# Anyone know the correct tuning for "So Far So Good" by Thornley?



## prodigal_son (Apr 23, 2009)

I have been trying to find it online and it just doesn't seem to exist. I have been able to come close but something is missing. Any help would be appreciated. Cheers!!


----------



## ezcomes (Jul 28, 2008)

i have played it in drop D, down 1 1/2 steps...another tuning to try is open G tuned 1/2 step down and with the low D string tuned to a C...

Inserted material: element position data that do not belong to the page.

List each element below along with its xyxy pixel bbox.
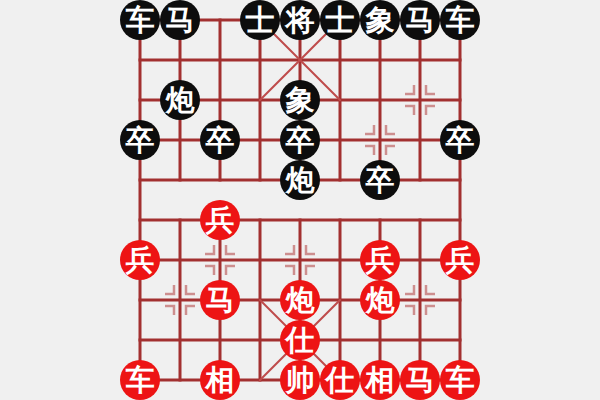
piece-black-advisor[interactable]: 士: [320, 0, 360, 40]
piece-red-soldier[interactable]: 兵: [120, 240, 160, 280]
piece-red-soldier[interactable]: 兵: [200, 200, 240, 240]
piece-black-soldier[interactable]: 卒: [280, 120, 320, 160]
piece-red-soldier[interactable]: 兵: [440, 240, 480, 280]
piece-red-general[interactable]: 帅: [280, 360, 320, 400]
piece-black-soldier[interactable]: 卒: [360, 160, 400, 200]
piece-black-cannon[interactable]: 炮: [160, 80, 200, 120]
piece-black-horse[interactable]: 马: [160, 0, 200, 40]
piece-black-soldier[interactable]: 卒: [440, 120, 480, 160]
piece-black-soldier[interactable]: 卒: [200, 120, 240, 160]
piece-black-chariot[interactable]: 车: [120, 0, 160, 40]
piece-red-soldier[interactable]: 兵: [360, 240, 400, 280]
piece-red-chariot[interactable]: 车: [440, 360, 480, 400]
piece-red-cannon[interactable]: 炮: [280, 280, 320, 320]
piece-red-advisor[interactable]: 仕: [320, 360, 360, 400]
piece-red-horse[interactable]: 马: [200, 280, 240, 320]
piece-black-general[interactable]: 将: [280, 0, 320, 40]
piece-red-horse[interactable]: 马: [400, 360, 440, 400]
piece-red-elephant[interactable]: 相: [360, 360, 400, 400]
piece-black-chariot[interactable]: 车: [440, 0, 480, 40]
piece-black-cannon[interactable]: 炮: [280, 160, 320, 200]
piece-red-chariot[interactable]: 车: [120, 360, 160, 400]
xiangqi-board: 车马士将士象马车炮象卒卒卒卒炮卒兵兵兵兵马炮炮仕车相帅仕相马车: [0, 0, 600, 400]
piece-red-elephant[interactable]: 相: [200, 360, 240, 400]
piece-black-elephant[interactable]: 象: [360, 0, 400, 40]
piece-red-advisor[interactable]: 仕: [280, 320, 320, 360]
piece-red-cannon[interactable]: 炮: [360, 280, 400, 320]
piece-black-advisor[interactable]: 士: [240, 0, 280, 40]
piece-black-elephant[interactable]: 象: [280, 80, 320, 120]
piece-black-horse[interactable]: 马: [400, 0, 440, 40]
piece-black-soldier[interactable]: 卒: [120, 120, 160, 160]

check out the thornleyfans messageboard...there is a tab for it on there!

cheers!


----------



## prodigal_son (Apr 23, 2009)

I figured it out. Cool tune. Been playing it note for note for about a week now. The verses are a bit layered and weird if you go by the LP version but I managed to watch a few Youtubers and figured out how the rhythm guy plays it. Thanks again!!


----------



## ezcomes (Jul 28, 2008)

feel free to post it somewhere...either on the messageboard...or ultimate-guitar


----------



## prodigal_son (Apr 23, 2009)

I couldn't be bothered tabbing it competely. The tuning is indeed open G tuned down half a step with the low string tuned to B. This works for alot of his tunes ("Inhale" - 12 string, "Mistake", "Easy Comes" etc..).


----------